Agatha Harkness (Kathryn Hahn) has an open field for her solo outing, "Agatha: Coven of Chaos." One big question that will likely get answered is: Can curses outlast their makers? Wanda left Agatha spellbound as the same perky-creepy housewife neighbor she pretended to be. By the end of "Doctor Strange in the Multiverse of Madness," the Scarlet Witch is seemingly dead (or down for the count).

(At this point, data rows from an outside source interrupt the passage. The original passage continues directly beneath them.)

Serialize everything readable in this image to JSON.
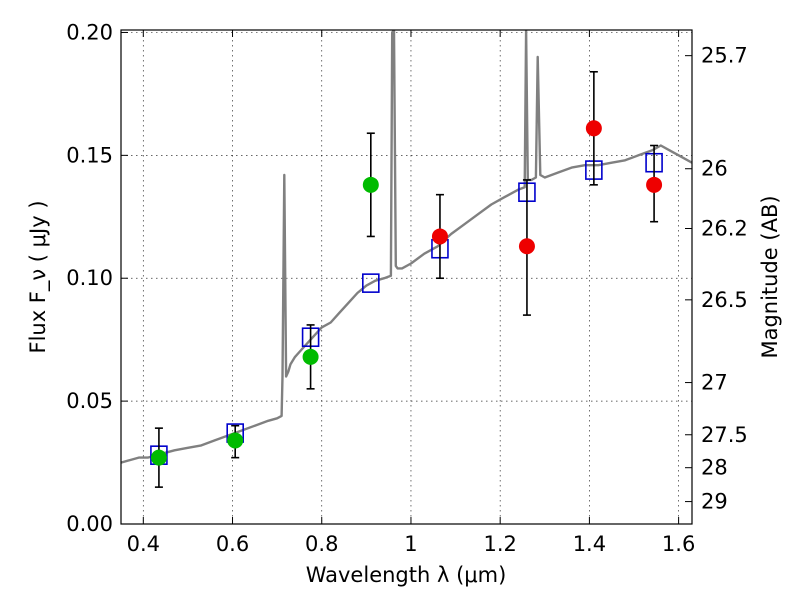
{
  "chart_data": {
    "type": "scatter",
    "xlabel": "Wavelength  λ (μm)",
    "ylabel": "Flux  F_ν  ( μJy )",
    "y2label": "Magnitude (AB)",
    "xlim": [
      0.35,
      1.63
    ],
    "ylim": [
      0.0,
      0.201
    ],
    "grid": true,
    "x_ticks": [
      0.4,
      0.6,
      0.8,
      1.0,
      1.2,
      1.4,
      1.6
    ],
    "x_tick_labels": [
      "0.4",
      "0.6",
      "0.8",
      "1",
      "1.2",
      "1.4",
      "1.6"
    ],
    "y_ticks": [
      0.0,
      0.05,
      0.1,
      0.15,
      0.2
    ],
    "y_tick_labels": [
      "0.00",
      "0.05",
      "0.10",
      "0.15",
      "0.20"
    ],
    "mag_ticks": [
      29,
      28,
      27.5,
      27,
      26.5,
      26.2,
      26,
      25.7
    ],
    "mag_tick_labels": [
      "29",
      "28",
      "27.5",
      "27",
      "26.5",
      "26.2",
      "26",
      "25.7"
    ],
    "colors": {
      "model": "#808080",
      "model_photometry": "#0000cc",
      "observed_green": "#00bb00",
      "observed_red": "#ee0000",
      "errorbar": "#000000"
    },
    "series": [
      {
        "kind": "line",
        "x": [
          0.35,
          0.37,
          0.39,
          0.41,
          0.43,
          0.45,
          0.47,
          0.5,
          0.53,
          0.56,
          0.59,
          0.62,
          0.65,
          0.68,
          0.7,
          0.71,
          0.712,
          0.716,
          0.72,
          0.725,
          0.73,
          0.74,
          0.75,
          0.76,
          0.77,
          0.78,
          0.79,
          0.8,
          0.82,
          0.84,
          0.86,
          0.88,
          0.9,
          0.92,
          0.94,
          0.955,
          0.958,
          0.962,
          0.966,
          0.97,
          0.98,
          1.0,
          1.03,
          1.06,
          1.09,
          1.12,
          1.15,
          1.18,
          1.21,
          1.24,
          1.255,
          1.258,
          1.262,
          1.27,
          1.28,
          1.284,
          1.29,
          1.3,
          1.33,
          1.36,
          1.39,
          1.42,
          1.45,
          1.48,
          1.51,
          1.54,
          1.56,
          1.58,
          1.6,
          1.63
        ],
        "y": [
          0.025,
          0.026,
          0.027,
          0.027,
          0.028,
          0.029,
          0.03,
          0.031,
          0.032,
          0.034,
          0.036,
          0.038,
          0.04,
          0.042,
          0.043,
          0.044,
          0.06,
          0.142,
          0.06,
          0.062,
          0.065,
          0.068,
          0.07,
          0.072,
          0.074,
          0.076,
          0.078,
          0.08,
          0.082,
          0.086,
          0.09,
          0.094,
          0.097,
          0.099,
          0.1,
          0.101,
          0.2,
          0.201,
          0.105,
          0.104,
          0.104,
          0.106,
          0.11,
          0.113,
          0.118,
          0.122,
          0.126,
          0.13,
          0.133,
          0.136,
          0.137,
          0.201,
          0.14,
          0.14,
          0.141,
          0.19,
          0.142,
          0.141,
          0.143,
          0.145,
          0.146,
          0.146,
          0.147,
          0.148,
          0.15,
          0.152,
          0.154,
          0.152,
          0.15,
          0.147
        ]
      },
      {
        "kind": "model_photometry",
        "x": [
          0.435,
          0.606,
          0.775,
          0.91,
          1.065,
          1.26,
          1.41,
          1.545
        ],
        "y": [
          0.028,
          0.037,
          0.076,
          0.098,
          0.112,
          0.135,
          0.144,
          0.147
        ]
      },
      {
        "kind": "observed",
        "color": "green",
        "x": [
          0.435,
          0.606,
          0.775,
          0.91
        ],
        "y": [
          0.027,
          0.034,
          0.068,
          0.138
        ],
        "err_low": [
          0.015,
          0.027,
          0.055,
          0.117
        ],
        "err_high": [
          0.039,
          0.04,
          0.081,
          0.159
        ]
      },
      {
        "kind": "observed",
        "color": "red",
        "x": [
          1.065,
          1.26,
          1.41,
          1.545
        ],
        "y": [
          0.117,
          0.113,
          0.161,
          0.138
        ],
        "err_low": [
          0.1,
          0.085,
          0.138,
          0.123
        ],
        "err_high": [
          0.134,
          0.14,
          0.184,
          0.154
        ]
      }
    ]
  }
}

That may mean that "Coven of Chaos" opens with Agatha freed from her magical binding.

Agatha's never headlined a comic, leaving her free to explore all of Marvel's magical side — possibly with visits from characters like the Salem Seven or other Darkhold worshippers. She could have run-ins with the Victoria Montesi-led Redeemers, which could set up connections to "Blade." Or she could even add context for the upcoming "Midnight Suns" video game. That game's a riff on the Midnight Sons, another supernatural hero team-up that includes Ghost Rider and Daimon Hellstrom, who had a short-lived Hulu series in 2020. They're all possible antagonists! 

But sly money is on a special cameo by the end of Agatha's reign of chaos. She's also been the Richards' family nurse in "Fantastic Four," tending to little Franklin Richards about as well as she did Wanda.

A dark, Strange future

"Doctor Strange in the Multiverse of Madness" uses its credit cookies to set up a sprawling dimensional future. Clea (Charlize Theron) is the niece of Dormammu, the dread lord of chaos and the master of the Dark Dimension. Strange bargained him into a corner in his first movie outing. But Dormammu is one of his big deal comic book nemeses, and it's not likely that his threat to the MCU is over.

Re-upping Sam Raimi's contract and a clever blending of ideas could create an even grimmer narrative for "Doctor Strange 3" — if we're lucky. The Lovecraftian Cancerverse was introduced in the 2010 "Realm of Kings" event, introducing Marvel's cosmic stable to a universe where Death had died. Then, the eldritch Many-Angled Ones held sway. The MCU missed its chance to introduce Death as an entity during the Infinity War, but "Thor: Love & Thunder" and the new Watcher has primed audiences for the bony immortal's presence. Clea, a Sorcerer Supreme in her own right, may have opened the door to a world where the Cancerverse and the Dark Dimension overlap.